If you’ve ever worked with multilevel models, you know that they are an extension of linear models. For a researcher learning them, this is both good and bad news.

The good side is that many of the concepts, calculations, and results are familiar. The down side of the extension is that everything is more complicated in multilevel models.

This includes power and sample size calculations.

If you’re not familiar with them, multilevel models are required when data are clustered. The basic idea is that each observation in the sample is not independent–those from the same cluster are associated, while observations from different clusters are not.

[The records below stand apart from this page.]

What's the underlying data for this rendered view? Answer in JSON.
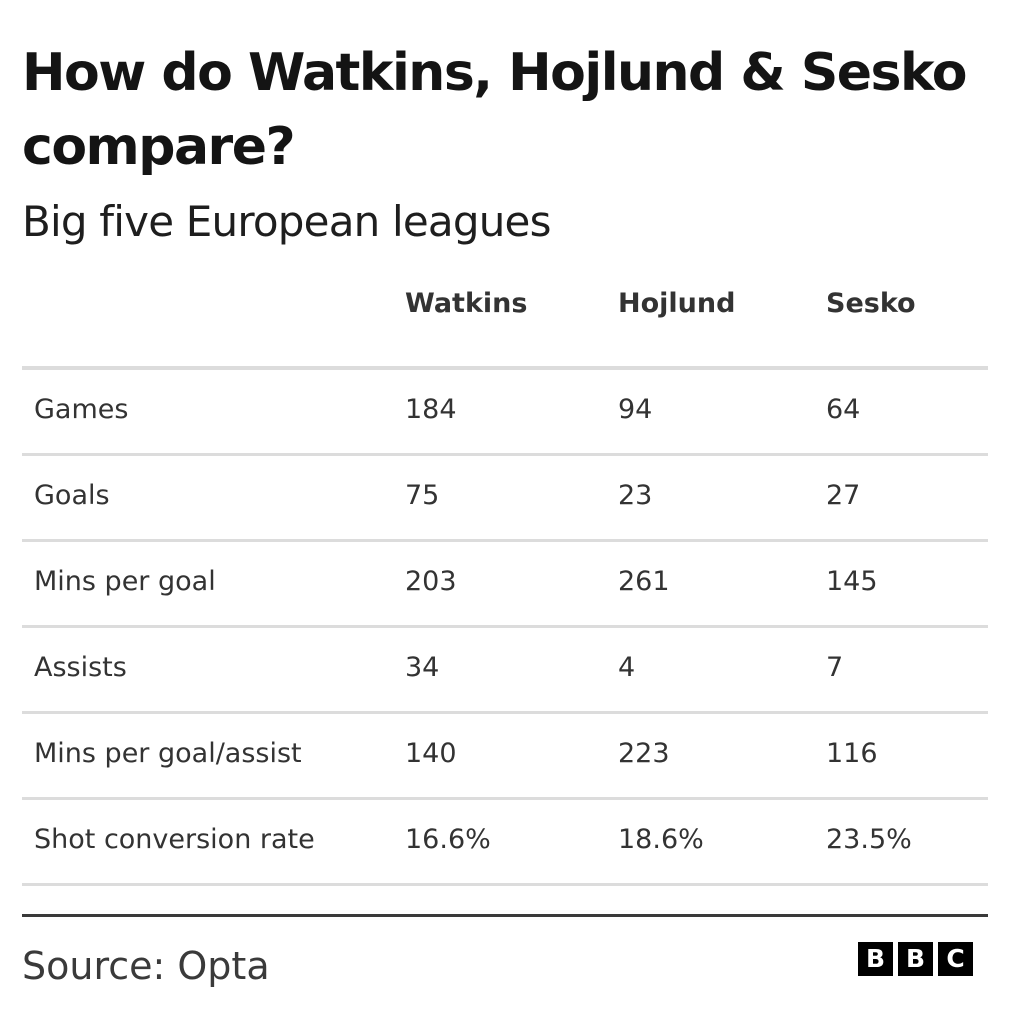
{
  "chart_data": {
    "type": "table",
    "title": "How do Watkins, Hojlund & Sesko compare?",
    "subtitle": "Big five European leagues",
    "columns": [
      "",
      "Watkins",
      "Hojlund",
      "Sesko"
    ],
    "rows": [
      {
        "label": "Games",
        "values": [
          "184",
          "94",
          "64"
        ]
      },
      {
        "label": "Goals",
        "values": [
          "75",
          "23",
          "27"
        ]
      },
      {
        "label": "Mins per goal",
        "values": [
          "203",
          "261",
          "145"
        ]
      },
      {
        "label": "Assists",
        "values": [
          "34",
          "4",
          "7"
        ]
      },
      {
        "label": "Mins per goal/assist",
        "values": [
          "140",
          "223",
          "116"
        ]
      },
      {
        "label": "Shot conversion rate",
        "values": [
          "16.6%",
          "18.6%",
          "23.5%"
        ]
      }
    ]
  },
  "footer": {
    "source": "Source: Opta",
    "logo_letters": [
      "B",
      "B",
      "C"
    ]
  }
}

There are many designs with multiple observations in a cluster. Repeated measures data have multiple observations from the same subject. Randomized block studies have multiple plant measurements nested within a farm. An evaluation may have social workers clustered within an agency.

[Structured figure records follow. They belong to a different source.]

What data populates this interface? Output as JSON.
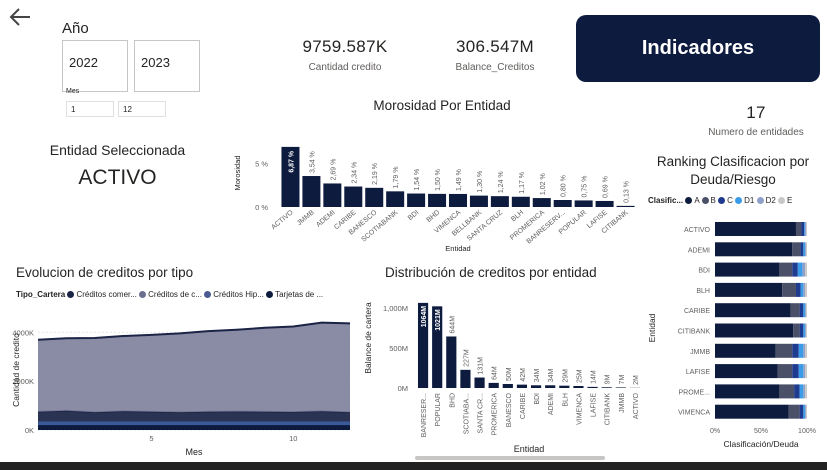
{
  "slicers": {
    "year_label": "Año",
    "year_from": "2022",
    "year_to": "2023",
    "month_label": "Mes",
    "month_from": "1",
    "month_to": "12"
  },
  "kpis": {
    "cantidad_value": "9759.587K",
    "cantidad_label": "Cantidad credito",
    "balance_value": "306.547M",
    "balance_label": "Balance_Creditos",
    "entidades_value": "17",
    "entidades_label": "Numero de entidades"
  },
  "indicadores_button": "Indicadores",
  "entidad": {
    "title": "Entidad Seleccionada",
    "value": "ACTIVO"
  },
  "colors": {
    "navy": "#0d1b3e",
    "dark": "#252d4a",
    "mid": "#5b6178",
    "light": "#8f94a8",
    "blue": "#118dff",
    "lightblue": "#3a9be8",
    "grey": "#c8c8c8"
  },
  "chart_data": [
    {
      "id": "morosidad",
      "type": "bar",
      "title": "Morosidad Por Entidad",
      "xlabel": "Entidad",
      "ylabel": "Morosidad",
      "yticks": [
        "0 %",
        "5 %"
      ],
      "ylim": [
        0,
        8
      ],
      "categories": [
        "ACTIVO",
        "JMMB",
        "ADEMI",
        "CARIBE",
        "BANESCO",
        "SCOTIABANK",
        "BDI",
        "BHD",
        "VIMENCA",
        "BELLBANK",
        "SANTA CRUZ",
        "BLH",
        "PROMERICA",
        "BANRESERV...",
        "POPULAR",
        "LAFISE",
        "CITIBANK"
      ],
      "values": [
        6.87,
        3.54,
        2.69,
        2.34,
        2.19,
        1.79,
        1.54,
        1.5,
        1.49,
        1.3,
        1.24,
        1.17,
        1.02,
        0.8,
        0.75,
        0.69,
        0.13
      ],
      "labels": [
        "6,87 %",
        "3,54 %",
        "2,69 %",
        "2,34 %",
        "2,19 %",
        "1,79 %",
        "1,54 %",
        "1,50 %",
        "1,49 %",
        "1,30 %",
        "1,24 %",
        "1,17 %",
        "1,02 %",
        "0,80 %",
        "0,75 %",
        "0,69 %",
        "0,13 %"
      ]
    },
    {
      "id": "evolucion",
      "type": "area",
      "title": "Evolucion de creditos por tipo",
      "legend_title": "Tipo_Cartera",
      "legend": [
        "Créditos comer...",
        "Créditos de c...",
        "Créditos Hip...",
        "Tarjetas de ..."
      ],
      "xlabel": "Mes",
      "ylabel": "Cantidad de credito",
      "xticks": [
        5,
        10
      ],
      "xlim": [
        1,
        12
      ],
      "yticks": [
        "0K",
        "2000K",
        "4000K"
      ],
      "ylim": [
        0,
        5000
      ],
      "x": [
        1,
        2,
        3,
        4,
        5,
        6,
        7,
        8,
        9,
        10,
        11,
        12
      ],
      "series": [
        {
          "name": "Tarjetas de ...",
          "values": [
            200,
            200,
            200,
            200,
            200,
            200,
            200,
            200,
            200,
            200,
            200,
            200
          ]
        },
        {
          "name": "Créditos Hip...",
          "values": [
            150,
            150,
            150,
            150,
            150,
            150,
            150,
            150,
            150,
            150,
            150,
            150
          ]
        },
        {
          "name": "Créditos comer...",
          "values": [
            400,
            440,
            380,
            420,
            400,
            380,
            400,
            410,
            400,
            390,
            420,
            380
          ]
        },
        {
          "name": "Créditos de c...",
          "values": [
            2950,
            2970,
            3040,
            3080,
            3150,
            3230,
            3300,
            3350,
            3440,
            3500,
            3630,
            3640
          ]
        }
      ]
    },
    {
      "id": "distribucion",
      "type": "bar",
      "title": "Distribución de creditos por entidad",
      "xlabel": "Entidad",
      "ylabel": "Balance de cartera",
      "yticks": [
        "0M",
        "500M",
        "1,000M"
      ],
      "ylim": [
        0,
        1100
      ],
      "categories": [
        "BANRESER...",
        "POPULAR",
        "BHD",
        "SCOTIABA...",
        "SANTA CR...",
        "PROMERICA",
        "BANESCO",
        "CARIBE",
        "BDI",
        "ADEMI",
        "BLH",
        "VIMENCA",
        "LAFISE",
        "CITIBANK",
        "JMMB",
        "ACTIVO"
      ],
      "values": [
        1064,
        1021,
        644,
        227,
        131,
        64,
        50,
        42,
        34,
        34,
        29,
        25,
        14,
        9,
        7,
        2
      ],
      "labels": [
        "1064M",
        "1021M",
        "644M",
        "227M",
        "131M",
        "64M",
        "50M",
        "42M",
        "34M",
        "34M",
        "29M",
        "25M",
        "14M",
        "9M",
        "7M",
        "2M"
      ]
    },
    {
      "id": "ranking",
      "type": "bar",
      "orientation": "horizontal-stacked-100",
      "title": "Ranking Clasificacion por Deuda/Riesgo",
      "legend_title": "Clasific...",
      "legend": [
        "A",
        "B",
        "C",
        "D1",
        "D2",
        "E"
      ],
      "xlabel": "Clasificación/Deuda",
      "ylabel": "Entidad",
      "xticks": [
        "0%",
        "50%",
        "100%"
      ],
      "categories": [
        "ACTIVO",
        "ADEMI",
        "BDI",
        "BLH",
        "CARIBE",
        "CITIBANK",
        "JMMB",
        "LAFISE",
        "PROME...",
        "VIMENCA"
      ],
      "series": [
        {
          "name": "A",
          "values": [
            88,
            84,
            70,
            73,
            82,
            85,
            66,
            68,
            70,
            80
          ]
        },
        {
          "name": "B",
          "values": [
            6,
            9,
            14,
            15,
            10,
            7,
            18,
            16,
            16,
            12
          ]
        },
        {
          "name": "C",
          "values": [
            3,
            3,
            6,
            5,
            4,
            4,
            7,
            7,
            6,
            4
          ]
        },
        {
          "name": "D1",
          "values": [
            1,
            2,
            5,
            3,
            2,
            2,
            5,
            5,
            4,
            2
          ]
        },
        {
          "name": "D2",
          "values": [
            1,
            1,
            3,
            2,
            1,
            1,
            2,
            2,
            2,
            1
          ]
        },
        {
          "name": "E",
          "values": [
            1,
            1,
            2,
            2,
            1,
            1,
            2,
            2,
            2,
            1
          ]
        }
      ]
    }
  ]
}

Because of the clustering, there are a few issues that come up when conducting sample size calculations for multilevel models that don’t usually come up when running calculations for simpler models.

**Issue 1: Choosing an Effect**

The first step in any sample size calculation is always to choose a hypothesis test. Any model tests many effects–each main effect and interaction in an ANOVA is a separate hypothesis test.

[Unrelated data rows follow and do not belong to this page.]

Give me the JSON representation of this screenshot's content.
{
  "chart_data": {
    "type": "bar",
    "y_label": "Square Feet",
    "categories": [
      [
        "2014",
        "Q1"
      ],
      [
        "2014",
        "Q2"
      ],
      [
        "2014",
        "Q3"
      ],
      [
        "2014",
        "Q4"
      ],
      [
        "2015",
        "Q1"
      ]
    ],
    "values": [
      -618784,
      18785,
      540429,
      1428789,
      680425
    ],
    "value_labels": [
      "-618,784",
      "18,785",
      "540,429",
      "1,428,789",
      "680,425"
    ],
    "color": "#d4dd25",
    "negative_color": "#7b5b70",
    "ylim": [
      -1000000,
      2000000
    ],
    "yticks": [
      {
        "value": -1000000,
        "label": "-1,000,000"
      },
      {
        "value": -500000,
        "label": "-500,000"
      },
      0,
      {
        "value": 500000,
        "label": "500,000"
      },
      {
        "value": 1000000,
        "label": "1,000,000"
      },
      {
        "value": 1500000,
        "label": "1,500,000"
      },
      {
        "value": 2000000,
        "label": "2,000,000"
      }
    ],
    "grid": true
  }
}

Although the point of some multilevel studies is to test random effects, usually in multilevel models the effect of interest is a fixed effect–the overall regression coefficients or mean differences.

Let’s use the example of testing the mean difference between an intervention group and a control group for our social workers.

**Issue 2: Sample sizes at each level**

Another issue is that there are multiple sample sizes. In planning this kind of study, you need to select a sample size at each level: how many social workers do you need per agency, and how many agencies?

An overall sample of 300 workers will have different implications for power if it is made up of 5 workers each at 60 agencies or 20 workers each at 15 agencies.

As a general rule, the sample size that matters most is the sample size at the level the effect is measured.

For example, if we can randomly assign each social worker to one of the intervention groups, so the effect of interest is at the social worker level, the most important sample size is the overall number of social workers in the sample–the 300. It doesn’t matter much how many agencies they came from.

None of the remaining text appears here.